The report said the rise in the number of kidney failure patients seemed to have slowed down since 2011, with more suffering the condition in their later years, after the age of 65.

Dr Stanley Liew, an endocrinologist at Raffles Hospital, said the drop could be due to better control of diabetes and high blood pressure.

He also cited several other possible reasons for the drop. He said: “Greater public awareness of the problem of kidney failure and healthier lifestyle may be the reasons for the drop in the number of people developing renal failure.

“Greater efforts have also been put in place to detect and treat kidney impairment earlier.”

But, in a note of caution, Dr Liew said that the drop “could be just a blip”, warning that the increase in prevalence of diabetes and an ageing population were “potent drivers” of the disease.

A Ministry of Health (MOH) spokesman said that as the decline “was only observed from 2014 to 2015, we will need to monitor it over a longer period to determine if it is a sustained decline”.

Malays had the highest rates of kidney failure. They also made up more than 27 per cent of all dialysis patients.

The report said that, taking the ages of patients into account, the incidence of kidney failure among Malays was “approximately three times as much” as that of the Chinese”. The rate among Indians was 1.2 times that of the Chinese.

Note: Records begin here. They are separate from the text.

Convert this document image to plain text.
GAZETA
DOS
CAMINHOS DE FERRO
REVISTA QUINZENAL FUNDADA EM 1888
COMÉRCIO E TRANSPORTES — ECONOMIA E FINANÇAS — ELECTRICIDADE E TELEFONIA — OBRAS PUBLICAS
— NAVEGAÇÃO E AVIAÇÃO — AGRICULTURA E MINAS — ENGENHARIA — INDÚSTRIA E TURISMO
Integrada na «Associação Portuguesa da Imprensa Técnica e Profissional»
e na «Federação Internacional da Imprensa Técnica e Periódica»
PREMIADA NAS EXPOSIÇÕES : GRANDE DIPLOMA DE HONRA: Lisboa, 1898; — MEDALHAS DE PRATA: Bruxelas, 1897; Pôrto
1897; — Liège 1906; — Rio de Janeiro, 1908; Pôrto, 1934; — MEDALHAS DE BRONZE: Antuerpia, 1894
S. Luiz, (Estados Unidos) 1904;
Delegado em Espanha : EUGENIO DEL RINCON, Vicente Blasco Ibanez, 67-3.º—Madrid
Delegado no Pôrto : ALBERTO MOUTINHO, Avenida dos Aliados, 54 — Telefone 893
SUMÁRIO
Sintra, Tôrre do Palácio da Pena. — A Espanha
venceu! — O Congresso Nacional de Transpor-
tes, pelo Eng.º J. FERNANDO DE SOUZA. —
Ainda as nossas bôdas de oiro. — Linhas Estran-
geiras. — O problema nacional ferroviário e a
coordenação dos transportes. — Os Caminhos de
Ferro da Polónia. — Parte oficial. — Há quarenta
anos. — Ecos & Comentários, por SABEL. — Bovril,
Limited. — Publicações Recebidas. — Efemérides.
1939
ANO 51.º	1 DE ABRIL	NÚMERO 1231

Not all who suffer from kidney failure go on dialysis. Only 1,305 did so in 2016, with the vast majority opting for haemodialysis in which a patient spends about four hours, three times a week, at a dialysis centre to get the blood cleaned by a machine.

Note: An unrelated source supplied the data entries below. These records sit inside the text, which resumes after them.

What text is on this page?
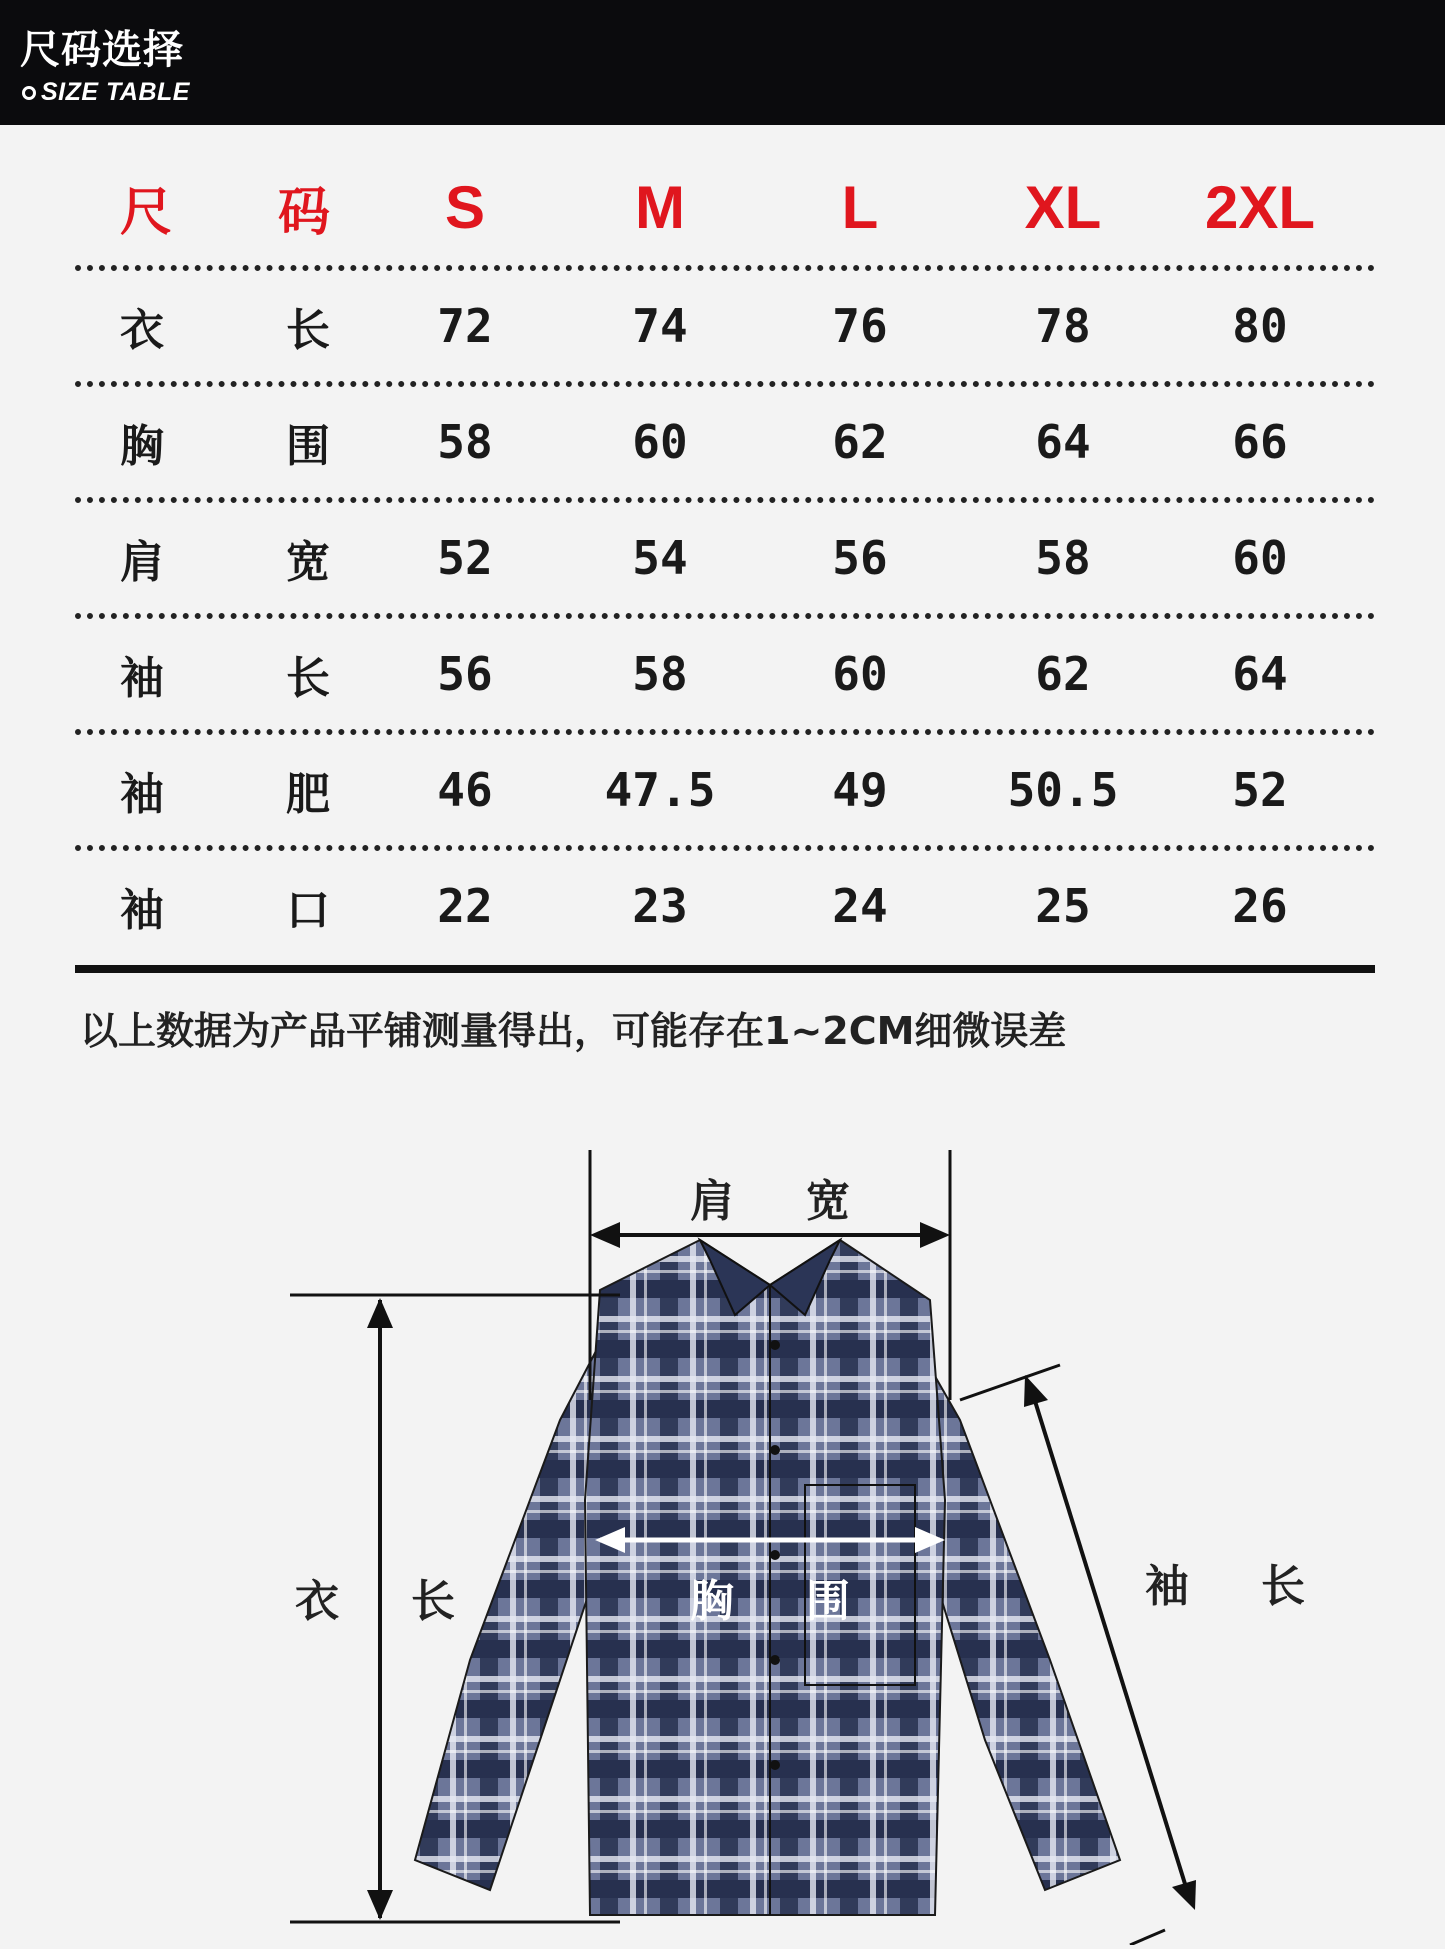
尺码选择
SIZE TABLE
尺 码	S	M	L	XL	2XL
衣	长	72	74	76	78	80
胸	围	58	60	62	64	66
肩	宽	52	54	56	58	60
袖	长	56	58	60	62	64
袖	肥	46	47.5	49	50.5	52
袖	口	22	23	24	25	26
以上数据为产品平铺测量得出，可能存在1~2CM细微误差
肩 宽
胸 围
衣 长	袖 长
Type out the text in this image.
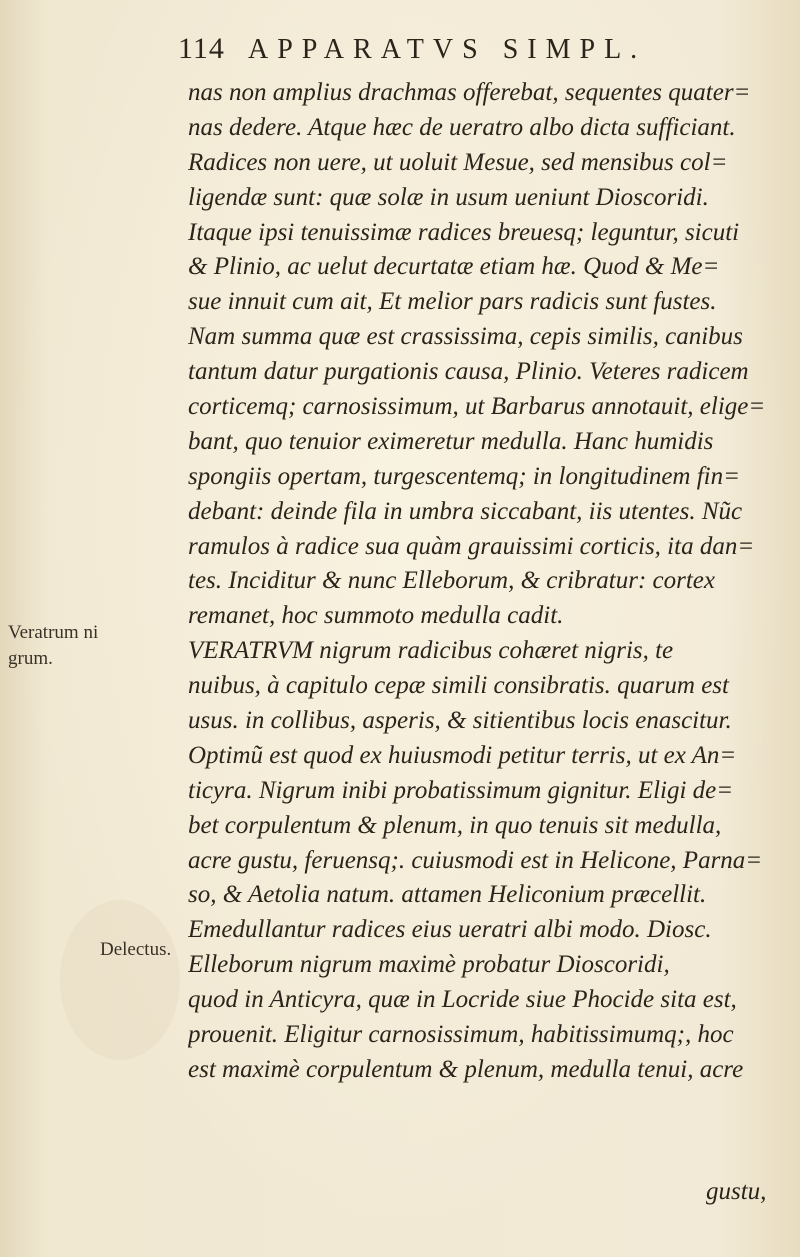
114 APPARATVS SIMPL.
nas non amplius drachmas offerebat, sequentes quater=
nas dedere. Atque hæc de ueratro albo dicta sufficiant.
Radices non uere, ut uoluit Mesue, sed mensibus col=
ligendæ sunt: quæ solæ in usum ueniunt Dioscoridi.
Itaque ipsi tenuissimæ radices breuesq; leguntur, sicuti
& Plinio, ac uelut decurtatæ etiam hæ. Quod & Me=
sue innuit cum ait, Et melior pars radicis sunt fustes.
Nam summa quæ est crassissima, cepis similis, canibus
tantum datur purgationis causa, Plinio. Veteres radicem
corticemq; carnosissimum, ut Barbarus annotauit, elige=
bant, quo tenuior eximeretur medulla. Hanc humidis
spongiis opertam, turgescentemq; in longitudinem fin=
debant: deinde fila in umbra siccabant, iis utentes. Nũc
ramulos à radice sua quàm grauissimi corticis, ita dan=
tes. Inciditur & nunc Elleborum, & cribratur: cortex
remanet, hoc summoto medulla cadit.
VERATRVM nigrum radicibus cohæret nigris, te
nuibus, à capitulo cepæ simili consibratis. quarum est
usus. in collibus, asperis, & sitientibus locis enascitur.
Optimũ est quod ex huiusmodi petitur terris, ut ex An=
ticyra. Nigrum inibi probatissimum gignitur. Eligi de=
bet corpulentum & plenum, in quo tenuis sit medulla,
acre gustu, feruensq;. cuiusmodi est in Helicone, Parna=
so, & Aetolia natum. attamen Heliconium præcellit.
Emedullantur radices eius ueratri albi modo. Diosc.
Elleborum nigrum maximè probatur Dioscoridi,
quod in Anticyra, quæ in Locride siue Phocide sita est,
prouenit. Eligitur carnosissimum, habitissimumq;, hoc
est maximè corpulentum & plenum, medulla tenui, acre
Veratrum ni
grum.
Delectus.
gustu,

The other option, peritonial dialysis, can be done overnight, or about four times a day, at the patient’s convenience. In 2016, only 160 new kidney failure patients opted for this procedure.

Those who were not on dialysis either had a transplant or died within months of diagnosis.

In 2016, 93 patients had transplants, 21 of whom had it overseas. Of those done locally, 32 received a kidney from a living donor and 40 from deceased ones.

Transplant was clearly the better option, with 93.4 per cent living beyond five years compared with 61.3 per cent of those on haemodialysis.

The difference was stark at 10 years, with 85.3 per cent of transplant recipients but only 36.5 per cent of haemodialysis patients still alive.

Kidney failure can be delayed by maintaining a diet that is low in sodium, fat, and sugar, and high in dietary fibre and whole grains. Exercise also helps.